In der darauffolgenden Woche, wie sind mittlerweile in der zweiten Septemberhälfte 2011, ging ich aufgeregt, aber glücklich zu meinem Vorstellungsgespräch. Und siehe da: Meine Recruiterin war eine Deutsche! Sie hieß Daniela – und nach ein paar Fragen auf Englisch und Französisch konnte ich ihr meine ganze Situation auf Deutsch erläutern… Einerseits wirkte sie etwas kritisch, als sie auf meinen Lebenslauf schaute und ich merkte, dass auch sie nicht wirklich verstand, warum ich so unbedingt zu Disney wollte – zu diesen Konditionen. Aber ich hatte den Eindruck, dass sie mir ernsthaft ihre Hilfe anbieten wollte. Ich hatte das Vorstellungsgespräch jedenfalls „geschafft“ und Daniela versprach mir, sich sofort zu melden, sobald sie einen Job für mich habe. Tatsächlich habe es zu diesem Zeitpunkt keinen verfügbaren unbefristeten Vertrag in der von mir gewünschten „restauration service à table“ gegeben. Sie meinte, sie könne mir sofort einen CDD (befristeter Vertrag) zu Halloween oder einen Teilzeitvertrag anbieten – aber für einen Vollzeit-Job müsse ich noch ein wenig warten, weil eben viele, viele Leute vom Sommer übernommen worden seien. Sie empfahl mir aber indirekt, lieber zu warten. Weil sie mich nicht weiter vermitteln könne, wenn ich jetzt einen anderen Vertrag unterschreiben würde (nur 10 Tage Halloween oder Teilzeit), denn dann sei ich ja erstmal vermittelt… Da mir eine Saisonbeschäftigung für 10 Tage nicht wirklich weiterhalf (es geht da um die „heiße“ Halloween-Phase in der letzten Oktoberwoche). Und ich außerdem nicht bis Ende Oktober warten wollte, bis ich anfangen könnte zu arbeiten, wartete ich also lieber auf ihre Rückmeldung für einen richtigen Vertrag…

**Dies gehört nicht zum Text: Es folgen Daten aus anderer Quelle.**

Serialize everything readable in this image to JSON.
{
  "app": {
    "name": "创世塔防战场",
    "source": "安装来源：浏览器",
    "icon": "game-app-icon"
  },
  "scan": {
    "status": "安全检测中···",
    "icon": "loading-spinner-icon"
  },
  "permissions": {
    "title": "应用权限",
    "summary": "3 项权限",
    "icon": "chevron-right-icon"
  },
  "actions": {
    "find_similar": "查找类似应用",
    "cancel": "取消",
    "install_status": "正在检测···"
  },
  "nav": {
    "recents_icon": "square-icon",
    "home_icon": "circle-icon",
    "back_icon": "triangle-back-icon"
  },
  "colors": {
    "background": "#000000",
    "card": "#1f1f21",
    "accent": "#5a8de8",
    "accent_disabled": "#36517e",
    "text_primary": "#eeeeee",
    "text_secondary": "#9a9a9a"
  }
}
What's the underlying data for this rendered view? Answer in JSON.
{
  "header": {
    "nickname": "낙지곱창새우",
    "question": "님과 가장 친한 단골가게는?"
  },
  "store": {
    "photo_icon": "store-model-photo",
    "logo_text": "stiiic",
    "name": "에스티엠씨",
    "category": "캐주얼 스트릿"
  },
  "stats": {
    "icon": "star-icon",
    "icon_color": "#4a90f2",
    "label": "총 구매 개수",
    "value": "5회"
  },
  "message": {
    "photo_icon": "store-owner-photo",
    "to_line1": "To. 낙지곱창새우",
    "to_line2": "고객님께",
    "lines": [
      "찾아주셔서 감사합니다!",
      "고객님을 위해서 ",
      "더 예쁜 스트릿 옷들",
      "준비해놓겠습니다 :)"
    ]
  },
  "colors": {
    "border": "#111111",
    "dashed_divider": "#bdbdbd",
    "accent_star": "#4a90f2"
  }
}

Einige Wochen später bereute ich meine Entscheidung – und fragte mich, warum ich nicht erst einmal irgendetwas genommen hatte! Denn erst einmal passierte natürlich wieder… gar nichts! Wir schrieben uns noch einmal per E-Mail und ich bestätigte ihr, dass ich natürlich auch jeden anderen Job bei Disney annehmen würde – es müsse überhaupt nicht zwangsläufig in der Restauration sein.

Job-Angebot aus dem Disneyland Paris, oder doch nicht?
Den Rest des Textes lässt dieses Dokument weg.